The tests challenge AI tools to perform software engineering tasks of increasing difficulty, ranging from those that take humans only a few seconds up to assignments that require many hours of a coder’s time. Measured that way, the length of the tasks that AI models can successfully complete most of the time has increased exponentially for six years, doubling every seven months.
It’s a bubble 
Few companies have deployed AI broadly across their operations …
Businesses could be big business for AI companies — if they actually use the technology.

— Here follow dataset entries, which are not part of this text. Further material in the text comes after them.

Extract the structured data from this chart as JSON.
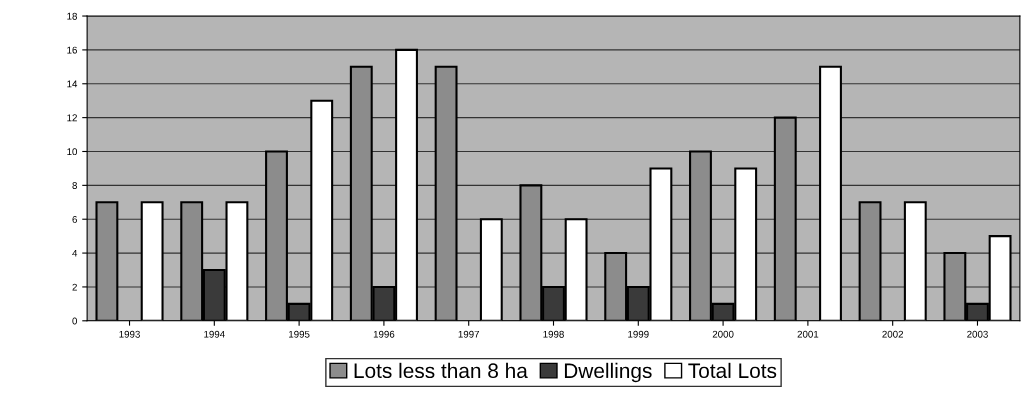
{
  "chart_data": {
    "type": "bar",
    "categories": [
      "1993",
      "1994",
      "1995",
      "1996",
      "1997",
      "1998",
      "1999",
      "2000",
      "2001",
      "2002",
      "2003"
    ],
    "series": [
      {
        "name": "Lots less than 8 ha",
        "color": "#8c8c8c",
        "values": [
          7,
          7,
          10,
          15,
          15,
          8,
          4,
          10,
          12,
          7,
          4
        ]
      },
      {
        "name": "Dwellings",
        "color": "#3a3a3a",
        "values": [
          0,
          3,
          1,
          2,
          0,
          2,
          2,
          1,
          0,
          0,
          1
        ]
      },
      {
        "name": "Total Lots",
        "color": "#ffffff",
        "values": [
          7,
          7,
          13,
          16,
          6,
          6,
          9,
          9,
          15,
          7,
          5
        ]
      }
    ],
    "ylim": [
      0,
      18
    ],
    "yticks": [
      0,
      2,
      4,
      6,
      8,
      10,
      12,
      14,
      16,
      18
    ],
    "grid": "y",
    "legend": "bottom"
  }
}
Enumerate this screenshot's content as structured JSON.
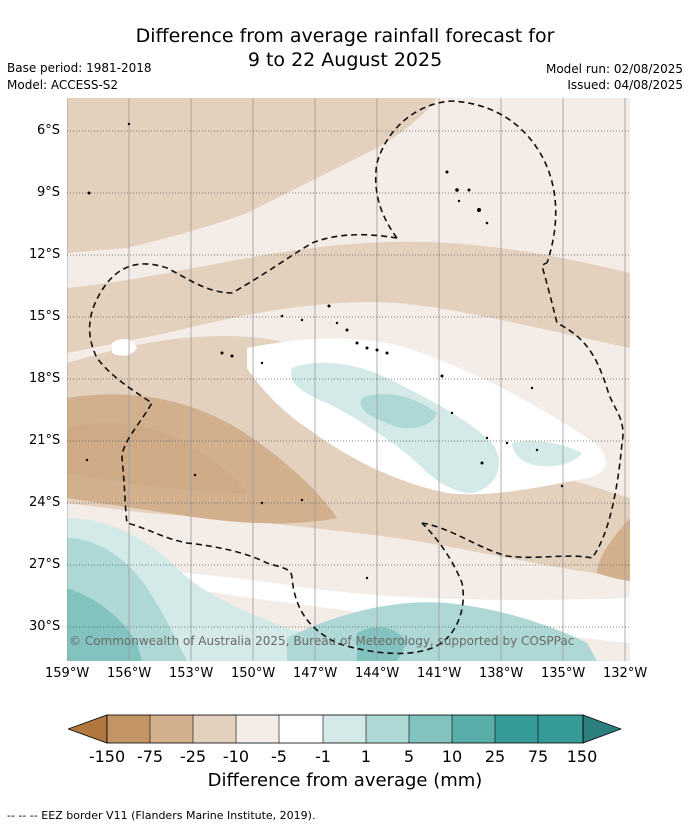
{
  "title": {
    "line1": "Difference from average rainfall forecast for",
    "line2": "9 to 22 August 2025"
  },
  "meta": {
    "base_period": "Base period: 1981-2018",
    "model": "Model: ACCESS-S2",
    "model_run": "Model run: 02/08/2025",
    "issued": "Issued: 04/08/2025"
  },
  "axes": {
    "lat_labels": [
      "6°S",
      "9°S",
      "12°S",
      "15°S",
      "18°S",
      "21°S",
      "24°S",
      "27°S",
      "30°S"
    ],
    "lon_labels": [
      "159°W",
      "156°W",
      "153°W",
      "150°W",
      "147°W",
      "144°W",
      "141°W",
      "138°W",
      "135°W",
      "132°W"
    ]
  },
  "copyright": "© Commonwealth of Australia 2025, Bureau of Meteorology, supported by COSPPac",
  "colorbar": {
    "ticks": [
      "-150",
      "-75",
      "-25",
      "-10",
      "-5",
      "-1",
      "1",
      "5",
      "10",
      "25",
      "75",
      "150"
    ],
    "colors": [
      "#b07840",
      "#c29466",
      "#d2b08e",
      "#e3d0bd",
      "#f4ece6",
      "#ffffff",
      "#d4eae8",
      "#aed8d5",
      "#82c3bf",
      "#5aaeaa",
      "#369a97",
      "#2d7f7d"
    ],
    "title": "Difference from average (mm)"
  },
  "footnote": "--  --  -- EEZ border V11 (Flanders Marine Institute, 2019)."
}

But several surveys have found that while many companies are experimenting with AI tools, few have widely deployed them.
McKinsey reported in November that nearly two-thirds of global businesses adopting AI have not yet scaled the tools across the company.
One problem is that when companies give their employees AI tools, many workers don’t want to use them, said Matt Kropp, a Boston Consulting Group executive who works with corporations trying to deploy AI. “We’re humans, we work the way we work,” he said in an interview. “You have to do something to get people to change their habits and behaviors.”
Not a bubble 
… But many more companies are trying to use AI in their businesses
Only a minority of U.S. businesses report using, or planning to use, AI — but the proportion is steadily growing, according to the U.S. Census Bureau.
Srinivas Narayanan, OpenAI’s chief technology officer for business applications, recently said the company has over 1 million business customers. “We’re seeing incredible progress at the rate at which businesses are adapting AI,” he said at a meeting with reporters, predicting that trend would continue.
The health of the AI industry — and the wider U.S. economy — may depend on whether those businesses find enough value in AI tools to spend a lot more on the technology in coming years.